One day after debating her Republican challenger for the second time, the incumbent Senator issued a call to action while in Columbia, asking proponents to talk to their neighbors and friends, to volunteer with the campaign, and help in whatever way they can, to get the message out.

The message? That McCaskill has the wherewithal to be an independent in the United States Senate and to represent the citizens of Missouri without caving to party-line politics.

“We don’t need someone to sit on one side of the room and tell the other side that they stink. And that is [Josh Hawley’s] campaign so far,” said McCaskill.

The incumbent Democrat who is running for her third term is currently in a head-to-head battle with Republican candidate Josh Hawley is the race to represent Missouri in the U.S. Senate.

McCaskill has made health care the hallmark of her campaign.

“My grandmother use having a saying that ‘don’t watch their mouth move, watch their feet move,’” McCaskill said.

She notes that when it comes to health care Hawley’s mouth does one thing while his feet does another. Hawley says that he supports requiring health insurance companies to cover individuals that have pre-existing conditions, but his action show differently, according to McCaskill.

As in the advertisements her campaign promotes, McCaskill pointed to the federal lawsuit where Hawley, acting as the Attorney General for the state of Missouri, is suing against the constitutionality of the Affordable Care Act — which is more commonly known as Obamacare.

Should the lawsuit be successful, the entirety of the law would be overturned, including the mandate that companies cover pre-existing conditions, she said.

“There is a long list of things that Missourians want to hold on to that his lawsuit would get rid of,” McCaskill said.  

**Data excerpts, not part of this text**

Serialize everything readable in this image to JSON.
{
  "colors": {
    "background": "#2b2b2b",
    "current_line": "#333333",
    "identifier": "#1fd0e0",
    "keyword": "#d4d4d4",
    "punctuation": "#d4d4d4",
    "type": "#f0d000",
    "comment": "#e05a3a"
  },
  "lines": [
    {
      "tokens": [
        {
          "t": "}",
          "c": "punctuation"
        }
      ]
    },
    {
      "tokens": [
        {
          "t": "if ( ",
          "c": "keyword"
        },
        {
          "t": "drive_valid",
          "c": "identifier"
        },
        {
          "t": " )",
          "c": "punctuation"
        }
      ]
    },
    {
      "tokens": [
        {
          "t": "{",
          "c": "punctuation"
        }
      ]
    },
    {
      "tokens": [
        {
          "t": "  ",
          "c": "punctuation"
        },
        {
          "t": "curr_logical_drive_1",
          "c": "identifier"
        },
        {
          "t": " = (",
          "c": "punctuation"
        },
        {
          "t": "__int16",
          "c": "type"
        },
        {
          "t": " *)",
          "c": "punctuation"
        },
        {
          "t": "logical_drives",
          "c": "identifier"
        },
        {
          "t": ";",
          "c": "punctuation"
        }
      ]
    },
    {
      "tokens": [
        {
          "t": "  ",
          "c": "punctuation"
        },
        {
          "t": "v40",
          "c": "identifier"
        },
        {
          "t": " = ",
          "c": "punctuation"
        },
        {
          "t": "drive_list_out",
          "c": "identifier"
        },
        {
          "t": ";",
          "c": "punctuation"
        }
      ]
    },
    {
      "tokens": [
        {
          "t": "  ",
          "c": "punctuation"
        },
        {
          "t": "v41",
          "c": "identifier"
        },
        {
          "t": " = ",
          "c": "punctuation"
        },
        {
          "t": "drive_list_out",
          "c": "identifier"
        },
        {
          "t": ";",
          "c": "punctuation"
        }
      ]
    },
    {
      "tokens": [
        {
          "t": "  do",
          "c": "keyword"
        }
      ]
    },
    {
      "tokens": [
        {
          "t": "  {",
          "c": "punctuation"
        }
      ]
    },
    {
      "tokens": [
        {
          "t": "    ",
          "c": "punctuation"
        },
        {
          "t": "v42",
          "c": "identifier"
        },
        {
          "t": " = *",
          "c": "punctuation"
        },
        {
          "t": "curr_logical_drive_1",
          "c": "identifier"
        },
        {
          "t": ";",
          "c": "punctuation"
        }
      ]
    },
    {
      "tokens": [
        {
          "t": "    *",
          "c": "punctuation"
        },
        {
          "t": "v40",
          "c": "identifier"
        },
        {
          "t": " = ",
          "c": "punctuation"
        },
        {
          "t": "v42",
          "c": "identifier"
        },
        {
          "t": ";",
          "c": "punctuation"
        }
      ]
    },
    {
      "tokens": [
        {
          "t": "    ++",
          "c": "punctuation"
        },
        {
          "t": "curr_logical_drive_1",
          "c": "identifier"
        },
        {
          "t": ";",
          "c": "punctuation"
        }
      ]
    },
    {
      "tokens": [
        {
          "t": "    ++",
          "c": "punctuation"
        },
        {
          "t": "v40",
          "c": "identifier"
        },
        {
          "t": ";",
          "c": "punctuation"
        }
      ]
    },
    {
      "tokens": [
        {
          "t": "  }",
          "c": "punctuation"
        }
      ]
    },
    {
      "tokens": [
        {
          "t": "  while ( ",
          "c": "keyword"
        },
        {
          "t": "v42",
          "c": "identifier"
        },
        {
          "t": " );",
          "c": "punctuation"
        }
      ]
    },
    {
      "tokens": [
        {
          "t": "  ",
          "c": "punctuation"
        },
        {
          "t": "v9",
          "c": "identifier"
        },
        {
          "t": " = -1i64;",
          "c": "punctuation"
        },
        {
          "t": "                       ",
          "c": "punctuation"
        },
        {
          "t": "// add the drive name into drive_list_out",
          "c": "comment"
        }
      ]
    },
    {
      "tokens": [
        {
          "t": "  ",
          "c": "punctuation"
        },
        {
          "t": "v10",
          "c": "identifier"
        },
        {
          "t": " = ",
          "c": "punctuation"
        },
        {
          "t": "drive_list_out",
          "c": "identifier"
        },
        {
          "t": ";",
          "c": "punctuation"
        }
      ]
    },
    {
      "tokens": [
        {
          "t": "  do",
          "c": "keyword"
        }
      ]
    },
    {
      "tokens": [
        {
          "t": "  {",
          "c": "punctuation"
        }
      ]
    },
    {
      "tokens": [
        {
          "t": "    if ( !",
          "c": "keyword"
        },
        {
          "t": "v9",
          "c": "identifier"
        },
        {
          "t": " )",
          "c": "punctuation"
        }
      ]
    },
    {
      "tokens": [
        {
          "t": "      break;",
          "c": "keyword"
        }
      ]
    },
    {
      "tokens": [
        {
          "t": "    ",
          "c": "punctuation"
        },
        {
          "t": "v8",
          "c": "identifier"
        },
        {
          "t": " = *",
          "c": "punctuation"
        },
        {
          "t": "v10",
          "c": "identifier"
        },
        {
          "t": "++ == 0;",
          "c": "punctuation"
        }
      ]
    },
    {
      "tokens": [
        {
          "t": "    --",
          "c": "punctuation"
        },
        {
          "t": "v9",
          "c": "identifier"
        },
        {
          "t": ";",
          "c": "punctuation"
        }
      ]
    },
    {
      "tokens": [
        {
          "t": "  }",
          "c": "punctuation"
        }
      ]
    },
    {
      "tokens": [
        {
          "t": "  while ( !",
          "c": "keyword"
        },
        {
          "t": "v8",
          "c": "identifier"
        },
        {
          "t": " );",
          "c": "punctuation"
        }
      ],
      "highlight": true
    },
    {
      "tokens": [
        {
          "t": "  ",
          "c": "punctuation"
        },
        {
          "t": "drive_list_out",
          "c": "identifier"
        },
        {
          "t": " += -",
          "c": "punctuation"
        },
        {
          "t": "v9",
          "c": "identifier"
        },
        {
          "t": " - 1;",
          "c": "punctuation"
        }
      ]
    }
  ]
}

McCaskill also pointed out that several other popular provision that would go away, such as women not being charged a higher rate than men, 80 percent of every dollar being spent on health care, children staying on their parent’s plan until they are 26-years-old, and the Medicare prescription ‘donut hole’ being filled.

“[Hawley] may not remember the bad old days, but I do,” said McCaskill.

She recalled when she was working as an assistant prosecutor in Kansas City, that her parents had to move in with her because her father had a brain tumor.

“He had some leftover insurance from the job he had to leave, then he had nothing. And guess what? No insurance company wanted him and he wasn’t old enough for Medicare,” McCaskill recounted. “I remember my mom, in the next room, being very upset because she was so frightened about how we were going to manage care for my dad.”

The first time McCaskill ran for the U.S. Senate, she remembers that everywhere she went, someone would want to talk about a person in their family that couldn’t get health care. And with the passage of ‘Obamacare,’ that particular issue was addressed.

The law needs some changes, it is not perfect, and there are fixes to the issue in Congress now, McCaskill noted, but they haven’t come up for a vote because of Republican leadership.